В мае они подали заявление. А потом она встретила Володю.

Он понравился ей сразу и с каждым днем нравился все больше. Был в нем мощный внутренний стержень, обещающий, что ни в горе, ни в радости, ни в здравии, ни в болезнях Протасов не предаст. Впрочем, столь высокими категориями Галя не мыслила. Просто интуитивно ощущала его жизненную надежность.

Она металась между невзрачным женихом и Протасовым, и расчет боролся с любовью или с теми чувствами, которые Галя принимала за любовь. Впрочем, к Володе она испытывала не одни только эмоции — Протасов-старший был прямым начальником ее отца, и полковник Слабиняк ничего не имел против такого зятя.

Был даже момент, когда Галя хотела разорвать данные Гукасову обещания, но сдержалась. Деньги, деньги! Неодолимое притяжение для пустой души.

Но как говорится, безвыходных ситуаций не бывает. И в запасе у Гали имелся еще один, не самый плохой, вариант. А может быть, и самый хороший — это как посмотреть: «Муж — для удобства, а для любви — любовник».

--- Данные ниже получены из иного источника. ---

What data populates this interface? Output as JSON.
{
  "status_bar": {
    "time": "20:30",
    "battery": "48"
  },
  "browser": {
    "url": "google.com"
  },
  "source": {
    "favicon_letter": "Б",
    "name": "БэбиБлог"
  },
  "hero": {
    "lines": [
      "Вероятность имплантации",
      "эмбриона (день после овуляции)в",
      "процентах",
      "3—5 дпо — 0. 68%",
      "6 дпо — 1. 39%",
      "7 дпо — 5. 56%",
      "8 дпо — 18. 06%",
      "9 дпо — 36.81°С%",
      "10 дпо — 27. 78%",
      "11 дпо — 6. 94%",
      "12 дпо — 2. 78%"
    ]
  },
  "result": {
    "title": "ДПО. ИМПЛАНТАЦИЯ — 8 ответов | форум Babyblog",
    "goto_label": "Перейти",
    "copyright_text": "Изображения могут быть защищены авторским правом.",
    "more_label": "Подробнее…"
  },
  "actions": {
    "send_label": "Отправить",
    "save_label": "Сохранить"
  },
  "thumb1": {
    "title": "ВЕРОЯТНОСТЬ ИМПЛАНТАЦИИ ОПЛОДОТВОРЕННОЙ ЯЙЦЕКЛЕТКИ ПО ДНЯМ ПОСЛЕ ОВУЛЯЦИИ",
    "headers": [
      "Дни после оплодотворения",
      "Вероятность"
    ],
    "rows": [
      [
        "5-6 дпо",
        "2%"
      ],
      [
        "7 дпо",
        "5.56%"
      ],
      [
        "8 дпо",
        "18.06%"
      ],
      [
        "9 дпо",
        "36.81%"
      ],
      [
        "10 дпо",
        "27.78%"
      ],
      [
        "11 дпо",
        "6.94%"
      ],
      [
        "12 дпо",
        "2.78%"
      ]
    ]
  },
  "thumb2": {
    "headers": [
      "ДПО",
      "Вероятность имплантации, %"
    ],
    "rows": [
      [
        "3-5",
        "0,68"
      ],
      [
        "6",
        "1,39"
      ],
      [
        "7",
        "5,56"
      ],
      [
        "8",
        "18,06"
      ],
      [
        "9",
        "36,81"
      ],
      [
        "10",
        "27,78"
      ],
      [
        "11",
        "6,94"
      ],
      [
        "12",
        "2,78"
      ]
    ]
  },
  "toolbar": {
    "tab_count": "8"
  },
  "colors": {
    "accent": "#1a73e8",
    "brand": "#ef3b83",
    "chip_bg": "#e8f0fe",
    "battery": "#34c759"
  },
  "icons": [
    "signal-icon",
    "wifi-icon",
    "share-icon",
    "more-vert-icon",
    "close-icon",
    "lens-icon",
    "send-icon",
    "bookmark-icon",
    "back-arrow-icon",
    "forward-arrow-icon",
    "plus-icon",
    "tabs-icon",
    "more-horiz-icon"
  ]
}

Вот только надо было очень постараться, чтобы этот расклад устроил Володю. И Галя постаралась. Очень.

О Гукасове она особо не переживала, ибо муж, как известно, все всегда узнает последним. Или вообще не узнает.

А Володя? Мог ли он представить, что за его спиной плетутся такие хитрые сети? И кто свивает послушные нити…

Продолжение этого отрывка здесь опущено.